The experiment ran a wide set of scanners against 1,613 genuine malicious skills pulled from a marketplace archive. Every sample carried a finding that some detector already flagged, which gave each evasion a real signal to erase.
The packing trick sailed past every scanner more than 90% of the time. The rewriting trick cleared more than 80% of most static scanners. On one hybrid tool that mixes rules with a language model, it hit 96%, and the cloaked skills kept working fine when production agents ran them, finishing the same jobs as the originals.
The same team came back with a different kind of defense. Their tool, SkillDetonate, runs a suspicious skill inside a sandbox and watches what it does at the operating-system boundary. Credential theft has to read something sensitive and send it somewhere. A dropper has to write or run a payload. Those moves show up as system calls even when the bundle that set them off looks perfectly innocent.

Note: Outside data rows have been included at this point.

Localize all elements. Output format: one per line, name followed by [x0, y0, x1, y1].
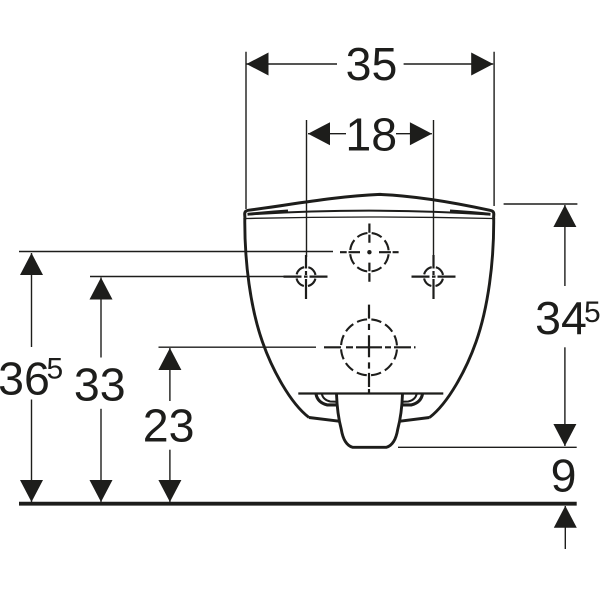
- svg-text:5: 5: [584, 296, 600, 329]
- svg-text:33: 33: [74, 358, 126, 410]
- svg-text:34: 34: [535, 292, 587, 344]
- svg-text:23: 23: [143, 399, 195, 451]
- svg-text:5: 5: [46, 352, 63, 385]
- svg-text:9: 9: [551, 449, 577, 501]
- svg-text:18: 18: [345, 108, 397, 160]
- svg-text:36: 36: [0, 353, 50, 405]
- svg-text:35: 35: [346, 38, 398, 90]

Two ideas make this work for agent skills. On-demand closure lift catches instructions a skill writes for itself mid-run and feeds them back into the same session, so multi-stage payloads that appear only after a decode step still run and get seen. Marker-based taint analysis drops a label at every sensitive read and follows it across files, processes, network calls, and the agent’s own language context, which keeps encoding steps like base64 and gzip covered.
On a synthetic benchmark of injected payloads, SkillDetonate caught 97% of attacks, and detection stayed steady across original, obfuscated, and packed forms. It managed that with a false-positive rate near 2%, low enough for a gate that runs once at install. On real-world malicious skills, the tool held at 87% and stayed steady under SkillCloak’s tricks. The best static scanner in the same test fell from about 99% to roughly 10% the moment the rewriting trick came into play.
One limit runs under the whole thing. SkillDetonate only sees the behavior an agent decides to run. A payload waiting behind an instruction the agent skips never fires, so nothing surfaces for the sandbox to spot. A clever attacker can even use prompt injection to nudge the agent off the malicious path during analysis. This is the top reason wild skills get missed, and it points straight at the next round of work.
The behavioral approach asks for more time. Each skill needs about two and a half minutes to detonate, several times longer than a static scan. For a gate that runs once at install, that price buys coverage the byte-level tools give away.
The bigger story rhymes with decades of malware defense. Byte-level inspection loses to attackers who keep the behavior and swap the wrapping, and the answer has long been to watch what code does when it runs. Agent skills carry that same fight into a place where an English sentence can be the weapon, and where the thing carrying out the attack is a model you can sometimes talk out of it.